Inclusivité, diversité, liberté religieuse: mutation du langage des droits humains. Cette représentation croissante du voile ne résulte pas d’un simple ajustement visuel: elle reflète une mutation plus profonde du langage des droits humains, de plus en plus façonné par les impératifs du pluralisme culturel et de la diplomatie multilatérale. D’où la nécessité de repenser les équilibres entre inclusion symbolique, respect des cultures, et défense effective des droits universels. Depuis les années 1990, ce multiculturalisme s’est imposé comme une réponse à la mondialisation, à l’émergence de nouvelles identités collectives, et aux revendications de reconnaissance. Ce tournant a été motivé en partie par les critiques de l’ethnocentrisme occidental formulées par les pays du Sud, notamment lors de la Conférence de Vienne (1993), et où le respect des différences culturelles, y compris religieuses, est devenu un impératif normatif.

Par ailleurs, l’article 18 du Pacte international relatif aux droits civils et politiques garantit la liberté de pensée, de conscience et de religion: “par l’enseignement, les pratiques, le culte et l’accomplissement des rites”. Ce texte est souvent utilisé pour défendre le port du voile comme manifestation d’une croyance religieuse protégée, que ce soit dans la sphère privée ou publique. Toutefois, les interprétations de cet article sont variables: certains y voient un droit individuel absolu, d’autres, un droit pouvant être limité lorsque l’exercice de la religion porte atteinte aux droits d’autrui, ou à l’égalité femmes-hommes. Cela crée un espace d’ambiguïté, dans lequel certaines normes sociales peuvent se retrouver indirectement validées, engendrant un dilemme qui traverse toute la rhétorique onusienne contemporaine.

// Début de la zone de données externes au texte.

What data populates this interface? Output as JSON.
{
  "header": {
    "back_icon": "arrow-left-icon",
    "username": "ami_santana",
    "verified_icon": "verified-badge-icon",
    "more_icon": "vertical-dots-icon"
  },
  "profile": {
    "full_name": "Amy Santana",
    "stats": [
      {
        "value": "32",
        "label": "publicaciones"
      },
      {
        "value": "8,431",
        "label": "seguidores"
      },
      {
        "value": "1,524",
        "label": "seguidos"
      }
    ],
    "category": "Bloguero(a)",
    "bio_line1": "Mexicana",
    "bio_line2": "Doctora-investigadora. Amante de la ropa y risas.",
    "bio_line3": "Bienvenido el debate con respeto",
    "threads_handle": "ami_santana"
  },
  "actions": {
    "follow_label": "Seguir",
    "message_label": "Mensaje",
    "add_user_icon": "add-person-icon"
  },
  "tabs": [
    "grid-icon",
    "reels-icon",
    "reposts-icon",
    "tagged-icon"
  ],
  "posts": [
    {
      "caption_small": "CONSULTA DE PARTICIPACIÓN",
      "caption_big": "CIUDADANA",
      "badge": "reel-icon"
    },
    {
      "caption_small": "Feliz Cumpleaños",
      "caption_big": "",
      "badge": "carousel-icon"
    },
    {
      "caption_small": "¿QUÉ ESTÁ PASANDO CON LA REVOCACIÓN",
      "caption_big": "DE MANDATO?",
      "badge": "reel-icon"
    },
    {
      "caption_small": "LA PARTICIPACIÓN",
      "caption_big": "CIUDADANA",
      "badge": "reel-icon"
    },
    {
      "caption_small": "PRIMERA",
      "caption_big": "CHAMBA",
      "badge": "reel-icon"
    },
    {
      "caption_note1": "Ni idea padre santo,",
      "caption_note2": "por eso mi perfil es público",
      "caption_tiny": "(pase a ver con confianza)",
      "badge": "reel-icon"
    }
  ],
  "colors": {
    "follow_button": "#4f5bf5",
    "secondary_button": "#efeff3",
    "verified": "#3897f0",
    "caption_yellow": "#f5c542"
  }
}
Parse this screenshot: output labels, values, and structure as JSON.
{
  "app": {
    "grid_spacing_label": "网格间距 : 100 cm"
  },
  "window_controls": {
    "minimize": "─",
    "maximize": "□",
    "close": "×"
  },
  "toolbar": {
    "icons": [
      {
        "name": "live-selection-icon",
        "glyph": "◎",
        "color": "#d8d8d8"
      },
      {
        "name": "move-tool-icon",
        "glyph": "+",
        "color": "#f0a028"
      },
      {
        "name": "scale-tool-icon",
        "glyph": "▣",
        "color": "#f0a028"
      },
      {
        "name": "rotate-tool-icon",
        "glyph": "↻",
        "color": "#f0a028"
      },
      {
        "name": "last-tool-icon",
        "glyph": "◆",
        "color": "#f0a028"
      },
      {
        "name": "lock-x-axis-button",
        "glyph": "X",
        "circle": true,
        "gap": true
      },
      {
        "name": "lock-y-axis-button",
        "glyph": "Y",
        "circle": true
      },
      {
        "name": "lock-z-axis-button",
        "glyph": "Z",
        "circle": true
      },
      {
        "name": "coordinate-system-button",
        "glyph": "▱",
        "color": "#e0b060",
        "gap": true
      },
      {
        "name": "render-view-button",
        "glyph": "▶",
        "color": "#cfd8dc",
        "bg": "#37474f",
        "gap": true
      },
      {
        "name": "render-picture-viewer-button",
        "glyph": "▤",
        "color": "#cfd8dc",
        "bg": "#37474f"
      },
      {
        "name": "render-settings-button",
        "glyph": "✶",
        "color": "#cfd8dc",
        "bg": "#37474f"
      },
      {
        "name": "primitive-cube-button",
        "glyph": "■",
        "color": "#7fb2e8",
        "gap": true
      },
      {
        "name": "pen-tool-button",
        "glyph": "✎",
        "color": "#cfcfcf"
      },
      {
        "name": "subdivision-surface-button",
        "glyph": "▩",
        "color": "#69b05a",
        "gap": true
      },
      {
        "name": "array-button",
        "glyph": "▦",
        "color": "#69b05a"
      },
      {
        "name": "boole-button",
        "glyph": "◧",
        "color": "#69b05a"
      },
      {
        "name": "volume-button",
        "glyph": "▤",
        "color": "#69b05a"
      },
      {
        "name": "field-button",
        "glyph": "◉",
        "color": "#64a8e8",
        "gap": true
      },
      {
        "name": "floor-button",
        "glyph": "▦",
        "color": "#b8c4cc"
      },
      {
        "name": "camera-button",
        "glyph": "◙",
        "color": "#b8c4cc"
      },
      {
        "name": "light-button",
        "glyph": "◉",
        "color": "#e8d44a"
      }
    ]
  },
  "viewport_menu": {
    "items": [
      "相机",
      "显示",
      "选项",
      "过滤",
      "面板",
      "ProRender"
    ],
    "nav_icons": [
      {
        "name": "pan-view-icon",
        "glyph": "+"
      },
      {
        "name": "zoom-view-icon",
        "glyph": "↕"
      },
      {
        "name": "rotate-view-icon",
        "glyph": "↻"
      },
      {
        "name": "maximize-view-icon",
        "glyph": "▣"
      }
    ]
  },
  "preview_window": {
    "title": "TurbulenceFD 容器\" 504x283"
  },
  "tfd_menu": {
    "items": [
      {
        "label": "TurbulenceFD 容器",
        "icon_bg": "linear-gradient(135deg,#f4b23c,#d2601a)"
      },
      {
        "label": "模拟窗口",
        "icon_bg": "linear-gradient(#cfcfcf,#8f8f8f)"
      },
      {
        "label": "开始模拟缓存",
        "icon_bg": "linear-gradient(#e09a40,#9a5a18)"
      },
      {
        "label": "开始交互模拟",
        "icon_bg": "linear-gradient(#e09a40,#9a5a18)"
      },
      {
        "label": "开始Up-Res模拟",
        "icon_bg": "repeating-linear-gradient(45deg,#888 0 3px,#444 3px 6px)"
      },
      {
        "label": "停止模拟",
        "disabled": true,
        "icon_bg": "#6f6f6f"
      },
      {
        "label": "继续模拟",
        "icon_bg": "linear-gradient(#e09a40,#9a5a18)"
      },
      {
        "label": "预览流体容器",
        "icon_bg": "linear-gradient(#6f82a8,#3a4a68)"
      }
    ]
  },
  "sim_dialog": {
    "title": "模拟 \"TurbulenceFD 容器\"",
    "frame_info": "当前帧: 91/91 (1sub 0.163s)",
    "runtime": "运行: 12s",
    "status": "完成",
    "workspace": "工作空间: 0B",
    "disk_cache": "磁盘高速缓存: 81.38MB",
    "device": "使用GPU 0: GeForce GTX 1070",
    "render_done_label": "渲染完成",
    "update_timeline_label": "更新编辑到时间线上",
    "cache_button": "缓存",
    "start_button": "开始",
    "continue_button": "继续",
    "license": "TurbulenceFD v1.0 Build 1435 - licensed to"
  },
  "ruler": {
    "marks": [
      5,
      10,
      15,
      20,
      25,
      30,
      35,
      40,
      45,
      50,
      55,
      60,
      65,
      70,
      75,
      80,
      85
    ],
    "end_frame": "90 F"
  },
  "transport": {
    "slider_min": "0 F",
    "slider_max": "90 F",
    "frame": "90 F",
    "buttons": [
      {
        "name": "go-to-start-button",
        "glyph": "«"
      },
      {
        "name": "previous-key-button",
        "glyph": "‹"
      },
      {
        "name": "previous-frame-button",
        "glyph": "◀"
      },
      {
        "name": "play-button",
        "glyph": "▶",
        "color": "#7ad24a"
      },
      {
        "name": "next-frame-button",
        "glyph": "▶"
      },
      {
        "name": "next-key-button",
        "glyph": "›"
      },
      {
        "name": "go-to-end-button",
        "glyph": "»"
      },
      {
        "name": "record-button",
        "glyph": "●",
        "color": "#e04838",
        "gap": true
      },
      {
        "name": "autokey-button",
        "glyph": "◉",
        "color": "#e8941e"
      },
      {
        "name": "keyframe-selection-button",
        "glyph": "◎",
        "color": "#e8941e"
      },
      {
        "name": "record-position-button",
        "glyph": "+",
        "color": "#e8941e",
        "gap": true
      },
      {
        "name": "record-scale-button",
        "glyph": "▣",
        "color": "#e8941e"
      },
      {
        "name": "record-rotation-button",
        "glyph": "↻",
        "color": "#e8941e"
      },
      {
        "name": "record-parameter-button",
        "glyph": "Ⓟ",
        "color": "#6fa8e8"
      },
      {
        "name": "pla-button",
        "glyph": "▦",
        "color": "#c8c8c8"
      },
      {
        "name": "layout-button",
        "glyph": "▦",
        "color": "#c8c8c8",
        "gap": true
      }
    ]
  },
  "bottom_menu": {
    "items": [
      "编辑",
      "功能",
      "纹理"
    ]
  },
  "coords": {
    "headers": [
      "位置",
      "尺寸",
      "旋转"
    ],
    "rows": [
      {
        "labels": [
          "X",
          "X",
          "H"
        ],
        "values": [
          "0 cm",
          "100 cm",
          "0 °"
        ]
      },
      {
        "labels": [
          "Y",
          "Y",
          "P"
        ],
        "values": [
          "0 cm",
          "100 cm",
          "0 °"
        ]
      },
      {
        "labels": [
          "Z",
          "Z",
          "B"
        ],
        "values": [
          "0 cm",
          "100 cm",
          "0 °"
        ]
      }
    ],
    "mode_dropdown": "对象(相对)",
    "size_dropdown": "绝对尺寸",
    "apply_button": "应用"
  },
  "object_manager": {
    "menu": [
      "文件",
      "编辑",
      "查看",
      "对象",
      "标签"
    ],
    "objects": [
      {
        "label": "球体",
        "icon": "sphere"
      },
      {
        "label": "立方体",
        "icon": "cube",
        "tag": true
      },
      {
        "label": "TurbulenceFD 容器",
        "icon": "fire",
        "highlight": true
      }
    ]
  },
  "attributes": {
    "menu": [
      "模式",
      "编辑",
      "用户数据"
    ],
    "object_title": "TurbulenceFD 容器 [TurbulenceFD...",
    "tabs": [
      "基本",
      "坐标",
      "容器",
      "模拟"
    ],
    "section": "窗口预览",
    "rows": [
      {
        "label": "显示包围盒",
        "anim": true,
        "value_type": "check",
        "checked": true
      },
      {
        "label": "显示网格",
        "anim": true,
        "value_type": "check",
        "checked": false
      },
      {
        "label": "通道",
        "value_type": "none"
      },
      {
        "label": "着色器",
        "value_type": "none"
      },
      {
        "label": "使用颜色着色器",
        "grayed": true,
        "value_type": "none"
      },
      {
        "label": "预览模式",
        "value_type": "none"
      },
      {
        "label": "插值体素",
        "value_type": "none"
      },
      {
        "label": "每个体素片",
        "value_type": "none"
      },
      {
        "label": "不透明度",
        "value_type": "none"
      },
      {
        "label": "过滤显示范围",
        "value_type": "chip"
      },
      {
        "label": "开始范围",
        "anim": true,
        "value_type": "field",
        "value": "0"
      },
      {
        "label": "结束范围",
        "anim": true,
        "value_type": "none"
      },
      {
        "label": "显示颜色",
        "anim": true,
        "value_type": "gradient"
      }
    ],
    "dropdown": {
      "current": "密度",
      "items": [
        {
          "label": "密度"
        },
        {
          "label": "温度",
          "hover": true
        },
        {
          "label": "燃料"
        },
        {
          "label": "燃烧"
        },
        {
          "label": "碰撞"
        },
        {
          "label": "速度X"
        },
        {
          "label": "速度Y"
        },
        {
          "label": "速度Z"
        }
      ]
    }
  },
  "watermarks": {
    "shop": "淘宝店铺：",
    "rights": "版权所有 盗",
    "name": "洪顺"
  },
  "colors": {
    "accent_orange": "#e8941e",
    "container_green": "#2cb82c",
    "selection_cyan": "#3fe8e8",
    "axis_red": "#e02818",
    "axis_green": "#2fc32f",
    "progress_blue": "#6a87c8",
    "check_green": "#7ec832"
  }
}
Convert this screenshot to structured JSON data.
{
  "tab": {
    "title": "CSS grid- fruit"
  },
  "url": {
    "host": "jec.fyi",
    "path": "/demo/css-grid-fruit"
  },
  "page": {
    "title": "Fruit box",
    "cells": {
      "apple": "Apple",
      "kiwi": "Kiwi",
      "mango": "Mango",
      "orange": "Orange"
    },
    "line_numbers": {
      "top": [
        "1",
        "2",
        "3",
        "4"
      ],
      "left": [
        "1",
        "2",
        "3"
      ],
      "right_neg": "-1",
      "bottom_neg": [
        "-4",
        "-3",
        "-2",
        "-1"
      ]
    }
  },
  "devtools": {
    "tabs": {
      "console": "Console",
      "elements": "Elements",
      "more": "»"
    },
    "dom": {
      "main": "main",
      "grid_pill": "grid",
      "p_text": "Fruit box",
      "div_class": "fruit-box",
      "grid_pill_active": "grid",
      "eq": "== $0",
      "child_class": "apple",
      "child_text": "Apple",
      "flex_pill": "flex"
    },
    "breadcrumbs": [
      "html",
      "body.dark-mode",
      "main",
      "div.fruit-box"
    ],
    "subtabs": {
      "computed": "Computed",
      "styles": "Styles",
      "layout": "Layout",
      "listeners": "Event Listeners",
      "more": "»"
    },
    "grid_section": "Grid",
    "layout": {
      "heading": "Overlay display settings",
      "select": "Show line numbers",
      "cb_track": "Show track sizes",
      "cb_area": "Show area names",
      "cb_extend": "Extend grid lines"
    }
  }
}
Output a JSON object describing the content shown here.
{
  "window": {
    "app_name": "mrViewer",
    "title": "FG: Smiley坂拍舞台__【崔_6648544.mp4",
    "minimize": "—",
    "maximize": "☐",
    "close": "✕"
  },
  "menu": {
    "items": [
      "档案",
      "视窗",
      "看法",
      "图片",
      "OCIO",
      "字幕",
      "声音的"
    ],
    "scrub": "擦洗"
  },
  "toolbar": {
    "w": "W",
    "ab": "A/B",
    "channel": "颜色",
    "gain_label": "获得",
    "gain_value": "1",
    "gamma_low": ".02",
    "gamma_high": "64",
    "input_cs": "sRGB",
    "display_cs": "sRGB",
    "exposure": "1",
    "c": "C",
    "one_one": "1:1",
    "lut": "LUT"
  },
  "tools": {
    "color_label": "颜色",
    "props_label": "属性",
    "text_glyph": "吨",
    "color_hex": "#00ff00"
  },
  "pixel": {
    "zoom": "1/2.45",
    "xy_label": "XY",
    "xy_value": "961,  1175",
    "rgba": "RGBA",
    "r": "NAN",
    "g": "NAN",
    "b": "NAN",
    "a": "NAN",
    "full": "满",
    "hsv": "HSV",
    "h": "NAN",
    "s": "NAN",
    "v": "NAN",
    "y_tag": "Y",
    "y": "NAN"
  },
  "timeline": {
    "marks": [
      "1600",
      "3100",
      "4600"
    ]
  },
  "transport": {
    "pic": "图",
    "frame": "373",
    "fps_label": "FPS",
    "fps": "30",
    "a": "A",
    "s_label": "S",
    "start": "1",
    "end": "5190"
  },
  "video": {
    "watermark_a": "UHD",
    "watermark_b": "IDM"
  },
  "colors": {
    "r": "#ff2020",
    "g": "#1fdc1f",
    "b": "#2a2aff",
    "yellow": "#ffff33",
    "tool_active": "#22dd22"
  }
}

De plus, dans le contexte post-11 septembre et face à la montée des discriminations islamophobes dans plusieurs pays, l’ONU a adopté une position de défense proactive des expressions culturelles des minorités religieuses qui s’est traduite par une volonté de valoriser la visibilité du voile comme antidote aux stigmatisations. Or cette promotion de la diversité ne s’est pas accompagnée d’une analyse critique des rapports de pouvoir sous-jacents, et encore moins d’un débat courageux, transparent et lucide sur les significations socio-politiques et historiques de ce symbole.

III. Ignorance ou opportunisme: Analyse critique des motivations

La normalisation du voile dans les représentations onusiennes soulève une question centrale: s’agit-il d’une méconnaissance sincère des enjeux sociopolitiques, ou bien d’un opportunisme politique motivé par des intérêts stratégiques? En fait, le voile n’est pas un détail: c’est un révélateur de tensions entre diplomatie, droits humains et stratégies d’influence, car sous couvert de diversité, certaines formes d’oppression peuvent être involontairement renforcées.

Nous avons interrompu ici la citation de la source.